Nous attendions son rétablissement pour poursuivre et prolonger les échanges avec elle. Le dialogue est aujourd'hui interrompu...
De la vie bordée de terribles épreuves et de souffrances qu'elle a traversée, elle nous a rendu l'exemple de la générosité, l'amour de la justice, et l'obligation de se battre.Nous
poursuivrons notre combat en sa mémoire, d'autant plus déterminés. Notre tristesse est infinie.
Nous publions ci-après l'article que nous lui avions consacré dans le numéro 3 de notre bulletin d'avril 2009 :
Le 13 mars dernier, Hamida Ben Sadia, féministe et militante des droits de
l’Homme, était présente à Malakoff : à la librairie La cabane à livres pour une séance de dédicaces et à la Maison de la vie associative pour un débat. L’occasion pour Hamida Ben Sadia
d’expliquer son engagement, qui s’est formé et forgé à Malakoff.
A partir de son expérience et de son histoire personnelle («Itiniéraire d’une femme française» chez Bourin Editeur), Hamida Ben Sadia a insisté sur le rôle essentiel de l’éducation et sur
l’actualité du combat féministe.
L’éducation est un élément fondamental dans la construction d’un individu. Mais «favoriser l’intégration, ce n’est pas se couper de sa langue maternelle. Pourquoi le fait d’être bilingue serait
un atout quand il s’agit de langues européennes et considéré comme un handicap quand il s’agit de langue africaine ?». Pour Hamida Ben Sadia, «l’éducation et le savoir l’ont empêché de sombrer
dans la violence ou l’intégrisme religieux».

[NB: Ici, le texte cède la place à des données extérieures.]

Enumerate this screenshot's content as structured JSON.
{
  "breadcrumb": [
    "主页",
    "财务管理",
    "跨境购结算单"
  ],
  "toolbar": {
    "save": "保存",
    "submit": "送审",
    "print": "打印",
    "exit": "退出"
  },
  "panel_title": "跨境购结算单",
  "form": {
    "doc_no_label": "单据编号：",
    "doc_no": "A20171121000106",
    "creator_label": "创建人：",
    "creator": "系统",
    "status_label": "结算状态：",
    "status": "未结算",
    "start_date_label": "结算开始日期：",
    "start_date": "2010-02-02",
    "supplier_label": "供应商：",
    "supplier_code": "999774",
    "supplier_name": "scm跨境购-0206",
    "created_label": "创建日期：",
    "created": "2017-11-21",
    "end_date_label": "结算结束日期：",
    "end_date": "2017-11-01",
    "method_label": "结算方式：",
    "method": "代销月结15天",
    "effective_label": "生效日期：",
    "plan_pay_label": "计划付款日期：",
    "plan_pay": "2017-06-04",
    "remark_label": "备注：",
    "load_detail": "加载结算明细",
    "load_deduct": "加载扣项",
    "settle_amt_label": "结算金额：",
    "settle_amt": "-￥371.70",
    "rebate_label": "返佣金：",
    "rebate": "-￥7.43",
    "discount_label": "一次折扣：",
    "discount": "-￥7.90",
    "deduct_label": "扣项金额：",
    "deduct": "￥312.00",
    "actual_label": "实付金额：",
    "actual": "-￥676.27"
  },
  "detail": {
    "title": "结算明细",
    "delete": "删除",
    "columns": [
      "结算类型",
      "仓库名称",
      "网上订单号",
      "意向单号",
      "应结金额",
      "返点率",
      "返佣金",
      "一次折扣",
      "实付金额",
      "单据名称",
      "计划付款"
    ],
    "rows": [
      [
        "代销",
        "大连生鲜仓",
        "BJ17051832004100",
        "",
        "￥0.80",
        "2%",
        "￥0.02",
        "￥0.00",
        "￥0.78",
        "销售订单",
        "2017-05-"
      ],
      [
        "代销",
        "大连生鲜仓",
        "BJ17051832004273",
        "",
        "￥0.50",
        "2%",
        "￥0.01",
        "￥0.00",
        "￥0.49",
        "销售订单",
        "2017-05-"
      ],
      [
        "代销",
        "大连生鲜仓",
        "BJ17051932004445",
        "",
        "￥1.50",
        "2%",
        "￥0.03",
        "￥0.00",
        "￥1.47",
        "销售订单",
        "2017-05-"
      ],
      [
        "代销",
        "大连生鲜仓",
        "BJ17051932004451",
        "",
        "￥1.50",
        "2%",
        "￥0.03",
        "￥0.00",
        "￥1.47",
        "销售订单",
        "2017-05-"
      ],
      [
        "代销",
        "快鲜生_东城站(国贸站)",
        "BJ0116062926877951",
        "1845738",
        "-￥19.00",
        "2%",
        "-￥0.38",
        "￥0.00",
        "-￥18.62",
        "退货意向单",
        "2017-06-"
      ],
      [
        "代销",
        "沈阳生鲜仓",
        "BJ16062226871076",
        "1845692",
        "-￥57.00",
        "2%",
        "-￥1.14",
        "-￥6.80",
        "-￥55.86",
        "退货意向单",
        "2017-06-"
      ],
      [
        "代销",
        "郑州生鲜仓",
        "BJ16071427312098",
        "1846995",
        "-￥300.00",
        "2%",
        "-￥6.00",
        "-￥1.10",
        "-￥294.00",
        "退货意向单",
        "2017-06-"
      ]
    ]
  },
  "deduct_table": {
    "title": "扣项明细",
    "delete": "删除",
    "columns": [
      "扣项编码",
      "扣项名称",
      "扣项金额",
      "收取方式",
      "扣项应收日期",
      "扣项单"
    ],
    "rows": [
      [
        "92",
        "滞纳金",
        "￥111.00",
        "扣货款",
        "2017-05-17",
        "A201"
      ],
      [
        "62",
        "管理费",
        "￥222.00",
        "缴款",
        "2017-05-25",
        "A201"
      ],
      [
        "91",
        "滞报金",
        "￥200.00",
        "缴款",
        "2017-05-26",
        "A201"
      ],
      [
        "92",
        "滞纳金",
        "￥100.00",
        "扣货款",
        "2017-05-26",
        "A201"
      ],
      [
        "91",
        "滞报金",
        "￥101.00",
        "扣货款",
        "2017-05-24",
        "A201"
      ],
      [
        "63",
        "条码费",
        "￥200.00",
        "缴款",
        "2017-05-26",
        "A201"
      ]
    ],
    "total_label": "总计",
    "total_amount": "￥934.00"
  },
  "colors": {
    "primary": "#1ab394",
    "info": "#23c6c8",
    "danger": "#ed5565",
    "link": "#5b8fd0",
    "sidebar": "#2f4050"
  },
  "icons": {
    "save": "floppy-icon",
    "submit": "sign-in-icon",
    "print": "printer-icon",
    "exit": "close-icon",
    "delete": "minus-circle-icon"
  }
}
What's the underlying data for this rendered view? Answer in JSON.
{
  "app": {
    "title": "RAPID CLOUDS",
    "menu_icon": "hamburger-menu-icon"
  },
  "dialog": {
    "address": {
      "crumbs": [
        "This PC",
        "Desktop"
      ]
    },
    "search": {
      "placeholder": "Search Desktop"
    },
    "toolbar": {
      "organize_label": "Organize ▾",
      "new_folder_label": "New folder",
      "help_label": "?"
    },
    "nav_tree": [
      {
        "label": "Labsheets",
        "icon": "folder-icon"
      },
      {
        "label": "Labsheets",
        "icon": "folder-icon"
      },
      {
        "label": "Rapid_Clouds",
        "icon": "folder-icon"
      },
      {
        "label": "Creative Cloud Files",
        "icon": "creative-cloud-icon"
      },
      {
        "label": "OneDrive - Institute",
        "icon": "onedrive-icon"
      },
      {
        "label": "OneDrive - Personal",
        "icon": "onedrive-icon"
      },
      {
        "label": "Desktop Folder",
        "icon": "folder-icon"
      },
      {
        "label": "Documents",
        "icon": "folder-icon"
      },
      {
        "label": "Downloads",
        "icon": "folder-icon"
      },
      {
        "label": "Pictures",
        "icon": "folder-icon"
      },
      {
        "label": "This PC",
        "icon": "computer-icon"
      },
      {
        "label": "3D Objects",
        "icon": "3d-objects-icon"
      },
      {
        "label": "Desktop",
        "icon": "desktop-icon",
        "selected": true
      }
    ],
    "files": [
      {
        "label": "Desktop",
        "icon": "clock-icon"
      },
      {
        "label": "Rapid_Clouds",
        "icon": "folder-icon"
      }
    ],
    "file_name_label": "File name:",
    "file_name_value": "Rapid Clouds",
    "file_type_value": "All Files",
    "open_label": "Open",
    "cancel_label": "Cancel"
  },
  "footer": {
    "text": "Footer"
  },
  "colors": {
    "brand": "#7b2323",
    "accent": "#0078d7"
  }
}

Hamida Ben Sadia est aujourd’hui engagée dans le combat pour le droit des femmes (et notamment l’aménagement du droit international privé avec la mise en place d’une convention entre états pour
protéger les femmes) au sein de la Ligue des droits de l’Homme. «L’élément le plus détestable aujourd’hui dans la différence entre l’homme et la femme c’est la violence domestique, dont une femme
sur 7 souffre actuellement en France. Le combat des femmes doit s’envisager dans sa globalité, il ne faut pas segmenter les luttes. Ainsi, le parcours des fi lles issues de l’immigration doit
rentrer dans le combat général du droit des femmes. Nous devons revisiter la lutte des femmes et redonner corps à ce combat. Nous avons tous à y gagner, y compris les hommes, à voir les femmes
s’épanouir et s’émanciper».
Pour Hamida Ben Sadia, «être féministe, c’est accepter le choix des femmes». Mais ont-elles toujours le choix ? Dans tous les cas, il convient de sortir du manichéisme. Les solutions ne se
trouvent pas dans les idées toutes faites. La réflexion, les échanges de points de vue sont essentiels pour permettre de recouvrir la dignité. Car «la dignité, c’est trouver les moyens de vivre
libre».
«Le droit, encore le droit, rien que le droit, toujours le droit» telle est la devise d’Hamida Ben Sadia. Tout cela ne s’envisage qu’avec «une plus grande fraternité en apportant solidarité et
humanité à tous ceux qui en ont besoin».
----------------------------
Retrouvez le reportage réalisé par HumaniTV lors de sa venue à Malakoff :
La vidéo est disponible à la page :
http://www.humanitv.fr/modules/x_movie/x_movie_view.php?cid=11&lid=7
Pour la visualiser, il est nécessaire d'avoir "firefox" installé sur votre ordinateur
----------------------------
Retrouvez le témoignage d’Hamida Ben Sadia dans son livre «Itinéraire d’une femme
française». L’expérience, le vécu, les épreuves terribles traversées par Hamida Ben Sadia et sa famille, font de son «itinéraire » un point de repère très fort et convaincant qui peut aider des
jeunes filles en conflit avec leur famille, autant que les familles concernées, pères et mères, fratries, à réfléchir à la question si délicate, douloureuse, du mariage arrangé, dit «mariage
forcé», dont il faut bien saisir les tenants et les aboutissants, pour éviter les stigmatisations hâtives qui risquent d’aggraver encore la discrimination, le racisme, l’incompréhension générale.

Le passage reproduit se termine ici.